Key Concepts and Formulas

• For a quadratic equation $ax^2 + bx + c = 0$ with roots $\alpha$ and $\beta$, the sum of the roots is $\alpha + \beta = -\frac{b}{a}$ and the product of the roots is $\alpha \beta = \frac{c}{a}$.
• The difference of the roots is related to the sum and product by the formula: $(\alpha - \beta)^2 = (\alpha + \beta)^2 - 4\alpha\beta$.
• For any real number $x$, $\sqrt{x^2} = |x|$. Also, if $a^2 < b^2$ and $a, b > 0$, then $a < b$.

Step-by-Step Solution

Step 1: Identify the coefficients and find the sum and product of the roots.

The given quadratic equation is $x^2 + ax + 1 = 0$. Here, the coefficients are $A = 1$, $B = a$, and $C = 1$. We need to find the sum and product of the roots $\alpha$ and $\beta$.

Using the formulas: $\alpha + \beta = -\frac{B}{A} = -\frac{a}{1} = -a$ $\alpha \beta = \frac{C}{A} = \frac{1}{1} = 1$

Step 2: Express the difference of the roots in terms of $a$.

We are given that the difference between the roots is related to $a$. We can use the identity $(\alpha - \beta)^2 = (\alpha + \beta)^2 - 4\alpha\beta$ to relate the difference of the roots to their sum and product, which we found in Step 1.

Substituting the values we found: $(\alpha - \beta)^2 = (-a)^2 - 4(1) = a^2 - 4$

Step 3: Apply the given condition and set up the inequality.
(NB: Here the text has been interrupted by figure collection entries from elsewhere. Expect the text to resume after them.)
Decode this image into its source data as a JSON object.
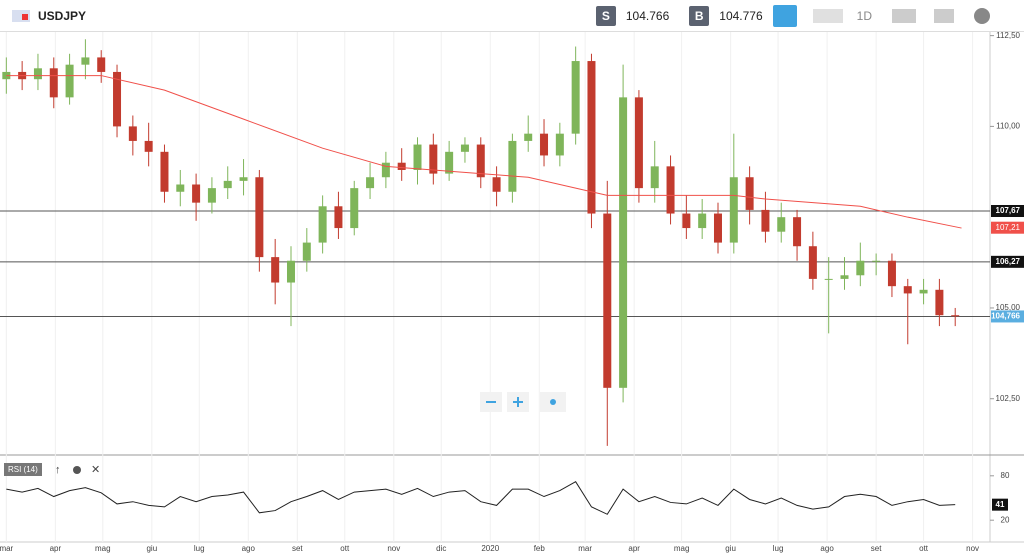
{
  "header": {
    "symbol": "USDJPY",
    "sell_label": "S",
    "sell_price": "104.766",
    "buy_label": "B",
    "buy_price": "104.776",
    "timeframe": "1D"
  },
  "chart_data": {
    "type": "candlestick",
    "x": [
      0,
      10,
      20,
      30,
      40,
      50,
      60,
      70,
      80,
      90,
      100,
      110,
      120,
      130,
      140,
      150,
      160,
      170,
      180,
      190,
      200,
      210,
      220,
      230,
      240,
      250,
      260,
      270,
      280,
      290,
      300,
      310,
      320,
      330,
      340,
      350,
      360,
      370,
      380,
      390,
      400,
      410,
      420,
      430,
      440,
      450,
      460,
      470,
      480,
      490,
      500,
      510,
      520,
      530,
      540,
      550,
      560,
      570,
      580,
      590,
      600
    ],
    "open": [
      111.3,
      111.5,
      111.3,
      111.6,
      110.8,
      111.7,
      111.9,
      111.5,
      110.0,
      109.6,
      109.3,
      108.2,
      108.4,
      107.9,
      108.3,
      108.5,
      108.6,
      106.4,
      105.7,
      106.3,
      106.8,
      107.8,
      107.2,
      108.3,
      108.6,
      109.0,
      108.8,
      109.5,
      108.7,
      109.3,
      109.5,
      108.6,
      108.2,
      109.6,
      109.8,
      109.2,
      109.8,
      111.8,
      107.6,
      102.8,
      110.8,
      108.3,
      108.9,
      107.6,
      107.2,
      107.6,
      106.8,
      108.6,
      107.7,
      107.1,
      107.5,
      106.7,
      105.8,
      105.8,
      105.9,
      106.3,
      106.3,
      105.6,
      105.4,
      105.5,
      104.8
    ],
    "high": [
      111.9,
      111.8,
      112.0,
      111.9,
      112.0,
      112.4,
      112.1,
      111.7,
      110.3,
      110.1,
      109.5,
      108.8,
      108.7,
      108.6,
      108.9,
      109.1,
      108.8,
      106.9,
      106.7,
      107.2,
      108.1,
      108.2,
      108.5,
      109.0,
      109.3,
      109.4,
      109.7,
      109.8,
      109.6,
      109.7,
      109.7,
      108.9,
      109.8,
      110.3,
      110.2,
      110.1,
      112.2,
      112.0,
      108.5,
      111.7,
      111.0,
      109.6,
      109.2,
      108.1,
      108.0,
      107.9,
      109.8,
      108.9,
      108.2,
      107.9,
      107.7,
      107.1,
      106.4,
      106.4,
      106.8,
      106.5,
      106.5,
      105.8,
      105.8,
      105.8,
      105.0
    ],
    "low": [
      110.9,
      111.0,
      111.0,
      110.5,
      110.6,
      111.3,
      111.2,
      109.7,
      109.2,
      108.9,
      107.9,
      107.8,
      107.4,
      107.6,
      108.0,
      108.1,
      106.0,
      105.1,
      104.5,
      106.0,
      106.5,
      106.9,
      107.0,
      108.0,
      108.3,
      108.5,
      108.4,
      108.4,
      108.5,
      109.0,
      108.3,
      107.8,
      107.9,
      109.3,
      108.9,
      108.9,
      109.5,
      107.2,
      101.2,
      102.4,
      107.9,
      107.9,
      107.3,
      106.9,
      106.9,
      106.5,
      106.5,
      107.3,
      106.8,
      106.8,
      106.3,
      105.5,
      104.3,
      105.5,
      105.6,
      105.9,
      105.3,
      104.0,
      105.1,
      104.5,
      104.5
    ],
    "close": [
      111.5,
      111.3,
      111.6,
      110.8,
      111.7,
      111.9,
      111.5,
      110.0,
      109.6,
      109.3,
      108.2,
      108.4,
      107.9,
      108.3,
      108.5,
      108.6,
      106.4,
      105.7,
      106.3,
      106.8,
      107.8,
      107.2,
      108.3,
      108.6,
      109.0,
      108.8,
      109.5,
      108.7,
      109.3,
      109.5,
      108.6,
      108.2,
      109.6,
      109.8,
      109.2,
      109.8,
      111.8,
      107.6,
      102.8,
      110.8,
      108.3,
      108.9,
      107.6,
      107.2,
      107.6,
      106.8,
      108.6,
      107.7,
      107.1,
      107.5,
      106.7,
      105.8,
      105.8,
      105.9,
      106.3,
      106.3,
      105.6,
      105.4,
      105.5,
      104.8,
      104.77
    ],
    "up_color": "#7fb55a",
    "down_color": "#c23b2e",
    "ma": {
      "color": "#f0504a",
      "x": [
        0,
        60,
        100,
        150,
        200,
        240,
        270,
        300,
        330,
        360,
        380,
        420,
        460,
        480,
        510,
        540,
        570,
        604
      ],
      "values": [
        111.4,
        111.4,
        111.0,
        110.2,
        109.4,
        108.9,
        108.8,
        108.7,
        108.6,
        108.3,
        108.1,
        108.1,
        108.1,
        108.0,
        107.9,
        107.8,
        107.5,
        107.2
      ],
      "label": "107,21",
      "label_value": 107.21
    },
    "price_lines": [
      {
        "value": 107.67,
        "label": "107,67"
      },
      {
        "value": 106.27,
        "label": "106,27"
      },
      {
        "value": 104.766,
        "label": "104,766"
      }
    ],
    "xlim": [
      -4,
      622
    ],
    "xticks": [
      {
        "value": 0,
        "label": "mar"
      },
      {
        "value": 31,
        "label": "apr"
      },
      {
        "value": 61,
        "label": "mag"
      },
      {
        "value": 92,
        "label": "giu"
      },
      {
        "value": 122,
        "label": "lug"
      },
      {
        "value": 153,
        "label": "ago"
      },
      {
        "value": 184,
        "label": "set"
      },
      {
        "value": 214,
        "label": "ott"
      },
      {
        "value": 245,
        "label": "nov"
      },
      {
        "value": 275,
        "label": "dic"
      },
      {
        "value": 306,
        "label": "2020"
      },
      {
        "value": 337,
        "label": "feb"
      },
      {
        "value": 366,
        "label": "mar"
      },
      {
        "value": 397,
        "label": "apr"
      },
      {
        "value": 427,
        "label": "mag"
      },
      {
        "value": 458,
        "label": "giu"
      },
      {
        "value": 488,
        "label": "lug"
      },
      {
        "value": 519,
        "label": "ago"
      },
      {
        "value": 550,
        "label": "set"
      },
      {
        "value": 580,
        "label": "ott"
      },
      {
        "value": 611,
        "label": "nov"
      }
    ],
    "ylim": [
      100.95,
      112.6
    ],
    "yticks": [
      {
        "value": 102.5,
        "label": "102,50"
      },
      {
        "value": 105,
        "label": "105,00"
      },
      {
        "value": 110,
        "label": "110,00"
      },
      {
        "value": 112.5,
        "label": "112,50"
      }
    ],
    "rsi": {
      "label": "RSI (14)",
      "ylim": [
        0,
        100
      ],
      "yticks": [
        20,
        80
      ],
      "values": [
        62,
        58,
        63,
        52,
        60,
        64,
        57,
        42,
        45,
        40,
        38,
        52,
        45,
        52,
        54,
        58,
        30,
        33,
        45,
        52,
        60,
        48,
        58,
        60,
        62,
        55,
        63,
        52,
        58,
        60,
        45,
        40,
        62,
        62,
        52,
        60,
        72,
        38,
        28,
        62,
        45,
        52,
        44,
        42,
        50,
        40,
        62,
        48,
        42,
        50,
        40,
        35,
        38,
        52,
        55,
        52,
        40,
        45,
        48,
        40,
        41
      ],
      "current": 41
    }
  }
}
We are given that $|\alpha - \beta| < \sqrt{5}$. To eliminate the absolute value and square root, we can square both sides of the inequality. Since both sides are non-negative, the inequality is preserved.

$(|\alpha - \beta|)^2 < (\sqrt{5})^2$ $(\alpha - \beta)^2 < 5$

Now, substitute the expression for $(\alpha - \beta)^2$ from Step 2: $a^2 - 4 < 5$

Step 4: Solve the inequality for $a$.

We now solve the inequality $a^2 - 4 < 5$ for $a$.

First, add 4 to both sides: $a^2 < 9$

Taking the square root of both sides, we must consider both positive and negative roots: $\sqrt{a^2} < \sqrt{9}$ $|a| < 3$

This inequality is equivalent to: $-3 < a < 3$

Step 5: Write the solution set.

The solution set for $a$ is the open interval $(-3, 3)$.

Common Mistakes & Tips

• Discriminant Consideration: The problem doesn't explicitly state that the roots must be real. If the roots were required to be real, we would need to ensure the discriminant $a^2-4 \ge 0$, which gives $a \le -2$ or $a \ge 2$. In that case, the solution would be the intersection of $(-3, 3)$ and $(-\infty, -2] \cup [2, \infty)$, resulting in $(-3, -2] \cup [2, 3)$. Since the problem does not specify real roots, we proceed with the solution obtained.
• Squaring Inequalities: Remember to be careful when squaring inequalities. Ensure that both sides are non-negative before squaring.
• Absolute Value Interpretation: The inequality $|a| < k$ is equivalent to $-k < a < k$.

Summary

We used the relationships between the roots and coefficients of the quadratic equation, along with the given condition on the difference of the roots, to derive an inequality for $a$. Solving this inequality, we found that the set of possible values for $a$ is the open interval $(-3, 3)$. This means $a$ must lie strictly between $-3$ and $3$.

The final answer is \boxed{(-3, 3)}, which corresponds to option (C).